Faith and Politics beyond fundamentalism

We are in an election cycle. Many sectors of the different Churches, the Roman Catholic included, mobilize around projects for the country and candidates for several positions. This is the moment to clarify the relationship between faith and politics.

In the first place, we should distinguish between politics written with a capital P, and another with a small p, or between social politics (P) and party politics (p).

Social politics (P) is related to the common good of society; for example, the organization of health care, the school system, transportation, salaries, etc., are related to social politics. To struggle for a neighborhood health center, uniting to bring a bus line to the top of a mountain, is to engage in social politics.

That form of politics means the common search for the common good. All citizens and all Christians, Catholics or Evangelicals, can and must participate in that level of politics.

Party politics (p) represents the struggle for state power, to control the municipal, state and federal governments. The function of the political parties is to obtain power, to change it (the process of liberation), or to wield it as it is presently constituted (to govern the state as it exists). The party, as the very word implies, is a part, a piece of society, not all of society. Each party represents the interests of groups or classes that undertake projects for the whole society. If they achieve state power (govern) they will try to put into practice public policies according to their program and their party’s vision of the problems.

In terms of party politics, it is important to consider the following: to understand the party’s program; what place the people have in this program, whether it was discussed by the bases, whether it considers the historic demands of the people; whether it provides for popular participation, through its movements and organs, in its conception, implementation and control; who are the candidates that represent the program, what is their biography, whether they are on a blacklist, whether they have always maintained an organic link with the bases, whether they are truly allied with and representative of the causes of justice and necessary social change, or whether they want to keep social relations as they are, with all the contradictions and injustices that implies.

This mode of political power has been historically exercised by our elites for their own benefit, forgetting the subject of all power, that is the people.

How does faith enter into all of this?

Faith has to do directly with God and with God’s design for humanity, but it is within society and is a creator of opinion and decisions. It functions like a bicycle; it has two wheels through which it becomes effective in society: the wheel of religion and the wheel of politics.

The wheel of religion becomes concrete through prayer, celebrations, preaching and the reading of the Scriptures.

Through the wheel of politics, faith is expressed by practicing justice and solidarity, and denouncing corruption. As we can see, politics here is synonymous with ethics. We have to learn to maintain equilibrium over the two wheels to be able to act correctly.

The Bible considers the wheel of politics as ethics more important than the wheel of religion as cult. Without ethics, faith becomes empty and fruitless. Practices and not preaching are what have worth to God. Better than proclaiming, «Lord, Oh Lord» is to do the will of the Father, that is love, mercy and justice, things that are practical, and therefore ethical.

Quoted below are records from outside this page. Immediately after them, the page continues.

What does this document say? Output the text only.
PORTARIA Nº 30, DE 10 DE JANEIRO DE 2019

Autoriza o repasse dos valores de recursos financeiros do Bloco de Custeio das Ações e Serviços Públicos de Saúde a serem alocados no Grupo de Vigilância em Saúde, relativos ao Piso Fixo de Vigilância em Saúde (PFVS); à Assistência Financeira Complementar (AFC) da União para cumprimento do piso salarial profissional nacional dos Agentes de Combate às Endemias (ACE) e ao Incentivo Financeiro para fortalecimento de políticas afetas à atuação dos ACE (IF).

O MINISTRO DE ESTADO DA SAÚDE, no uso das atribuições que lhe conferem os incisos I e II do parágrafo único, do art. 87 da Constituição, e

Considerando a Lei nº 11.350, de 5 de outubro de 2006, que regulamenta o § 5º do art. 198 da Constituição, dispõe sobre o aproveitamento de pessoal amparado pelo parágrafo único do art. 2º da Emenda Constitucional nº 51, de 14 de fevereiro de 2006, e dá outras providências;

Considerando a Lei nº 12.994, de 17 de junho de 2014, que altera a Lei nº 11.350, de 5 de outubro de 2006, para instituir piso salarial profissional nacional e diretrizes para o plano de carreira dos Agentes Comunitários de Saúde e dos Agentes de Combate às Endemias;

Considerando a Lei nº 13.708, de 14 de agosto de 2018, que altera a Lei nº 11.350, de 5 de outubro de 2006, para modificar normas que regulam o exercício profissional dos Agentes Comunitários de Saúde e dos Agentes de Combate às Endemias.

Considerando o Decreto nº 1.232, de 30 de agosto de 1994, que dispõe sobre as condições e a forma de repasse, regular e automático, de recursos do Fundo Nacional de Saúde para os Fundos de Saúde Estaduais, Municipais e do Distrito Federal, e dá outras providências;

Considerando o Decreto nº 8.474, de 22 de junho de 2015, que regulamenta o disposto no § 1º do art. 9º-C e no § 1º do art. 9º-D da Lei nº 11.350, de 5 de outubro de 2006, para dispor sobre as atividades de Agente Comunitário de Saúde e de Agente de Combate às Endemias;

Concretely, faith and politics are together in people’s lives. Faith includes politics, that is, a Christian because of being a Christian, must strive for justice and social well being; s/he must also opt for programs and persons that are as close as possible to that which is understood as the project of Jesus and God in history. Pope Francis emphasized that when he was in Brazil.

But faith reaches beyond politics, because faith also refers to eternal life, to the resurrection of the flesh, to the transformation of the universe, something that no social politics, no political party or state can promise.

The passage from faith to party politics is not direct, that is, from the Bible is not directly deduced the support of a given political party, a person’s the duty to vote; or how much the minimum wage should be. The Bible does not offer solutions, but the inspiration to be able to make a good choice of party, and to create a dignified wage. For a Christian who follows the line on which Pope Francis keeps insisting, politics should be:

–liberating: it is not enough to transform the society that exists; what is important is a different model of society, one that is more inclusive, and through participation, facilitates social justice.

– liberating, starting with the poor and excluded majorities: it must begin from the very bottom, because that way no one is left out; if it started with the salaried worker or the bourgeoisie, it would omit, from the start, almost half of the excluded population.

– a politics that uses liberating methodologies, that is, one that facilitates participation by the people, from the bottom up and from the inside out; a politics that offers more than a representative/delegating democracy, but a participative democracy through which the people with their organizations help to discuss, decide and solve social questions. That was the great demand of the June 2013 demonstrations, which is firmly entrenched now.

– a socio-ecological democracy that respects the rights of Mother Earth, of the eco-systems, the animals and all beings of creation with which we maintain interdependent relations.

This kind of politics is one of the highest forms of social love.